Kevin Drum asks the right questions:
here's a broader subject to consider: why was Shaha Riza required to leave the World Bank in the first place? Answer: because World Bank rules don't allow couples to work at the Bank if one reports to the other even indirectly through a chain of supervision. Since everyone reports to the president, that meant she had to leave.
But is this an obsolete rule? The fear, obviously, is that Wolfowitz would display favoritism toward Riza, and just as obviously that's a legitimate fear. But why is this an issue only for couples? After all, when Wolfowitz took the job he brought along with him two buddies from the Bush administration, Kevin Kellems and Robin Cleveland, both of whom were offered high-paying jobs despite their lack of any particular relevant experience. This raised eyebrows at the time, but that was all. Their employment contracts were duly approved despite the fact that they were close to Wolfowitz and were plainly people to whom he'd be likely to show considerable favoritism in the future...The "couples" rule probably affects women disproportionately by a factor of ten at least, and I wonder if it's finally time to think about whether it's obsolete. Favoritism ought to be scrutinized, but why should Riza have been scrutinized any more than Kellems and Cleveland?

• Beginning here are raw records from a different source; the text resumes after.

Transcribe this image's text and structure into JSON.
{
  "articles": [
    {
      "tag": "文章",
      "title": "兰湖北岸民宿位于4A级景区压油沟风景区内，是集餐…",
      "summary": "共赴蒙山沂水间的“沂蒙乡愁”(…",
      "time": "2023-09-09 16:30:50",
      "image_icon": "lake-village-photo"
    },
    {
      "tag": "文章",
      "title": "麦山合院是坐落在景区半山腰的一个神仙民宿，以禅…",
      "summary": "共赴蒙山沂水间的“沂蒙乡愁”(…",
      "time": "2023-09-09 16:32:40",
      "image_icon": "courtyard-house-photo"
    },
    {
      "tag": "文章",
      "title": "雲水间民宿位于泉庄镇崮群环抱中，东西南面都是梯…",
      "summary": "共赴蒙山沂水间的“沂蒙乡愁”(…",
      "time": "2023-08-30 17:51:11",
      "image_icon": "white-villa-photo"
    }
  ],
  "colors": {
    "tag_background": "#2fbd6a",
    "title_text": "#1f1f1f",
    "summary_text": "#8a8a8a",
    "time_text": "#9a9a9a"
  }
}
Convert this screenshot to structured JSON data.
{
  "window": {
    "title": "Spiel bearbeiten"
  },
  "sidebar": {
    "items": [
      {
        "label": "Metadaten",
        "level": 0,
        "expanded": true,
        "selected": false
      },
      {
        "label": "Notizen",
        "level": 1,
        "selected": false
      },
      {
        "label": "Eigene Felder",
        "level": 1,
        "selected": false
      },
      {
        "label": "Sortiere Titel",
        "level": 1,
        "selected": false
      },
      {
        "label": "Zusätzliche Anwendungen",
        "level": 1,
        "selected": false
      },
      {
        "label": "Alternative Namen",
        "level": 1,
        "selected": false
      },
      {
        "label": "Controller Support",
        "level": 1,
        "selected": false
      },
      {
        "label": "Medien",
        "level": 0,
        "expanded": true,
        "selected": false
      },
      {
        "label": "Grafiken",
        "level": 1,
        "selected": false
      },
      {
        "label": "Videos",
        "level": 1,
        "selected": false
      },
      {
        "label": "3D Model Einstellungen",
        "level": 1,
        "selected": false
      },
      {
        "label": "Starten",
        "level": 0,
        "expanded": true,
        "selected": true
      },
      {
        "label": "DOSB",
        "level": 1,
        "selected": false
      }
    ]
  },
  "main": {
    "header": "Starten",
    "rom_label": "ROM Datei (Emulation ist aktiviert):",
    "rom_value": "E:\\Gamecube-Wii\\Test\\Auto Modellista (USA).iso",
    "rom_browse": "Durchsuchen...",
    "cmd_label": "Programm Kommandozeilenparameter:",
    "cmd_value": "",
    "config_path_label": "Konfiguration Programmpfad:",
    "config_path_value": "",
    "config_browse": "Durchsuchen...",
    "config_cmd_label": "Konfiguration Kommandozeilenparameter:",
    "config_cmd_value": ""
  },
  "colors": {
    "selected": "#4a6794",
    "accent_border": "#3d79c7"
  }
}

Folks in Washington spend a lot more time clamping down on the appearance of scandal than the actual forces that lead to poor performance and wide corruption. This, of course, is because the press reports on the appearance of scandal, rather than poor performance and wide corruption. Here you have Wolfowitz, a primary architect of the catastrophic Iraq War who was elevated to the World Bank, came flanked by cronies, and proved himself imperious and disconnected from the bank's operations. You heard, of course, about none of this; not until a whiff of easily-explained patronage drifted past the press corps.
And it's not just Wolfowitz: Edwards is a hypocrite because he has an expansive poverty platform and a big house. If you wanted to search for actions at cross-purposes with his rhetoric, scrutinizing his Senate record, or examining his post-election decision to work for a hedge fund, might actually turn up some real questions, rather than superficial examples of poor political judgment. But no; Big house, haircut. Hillary, meanwhile, employs a top strategist who heads a company with a unionbusting division, but the knock against her remains that she's cold and calculating, rather than stupidly loyal to a small inner circle of committed advisors and surrounded by individuals who seem deeply out of step with her party and professed ideals.
In the end, if the press actually reported on poor performance and enlarged incompetence into a scandal, then institutions would protect against incompetence. In fact, performance is not a metric the press is particularly interested in, and so not a vulnerability for image-conscious leaders or organizations. What they need to watch for are soap opera scandals and easily digested misjudgments.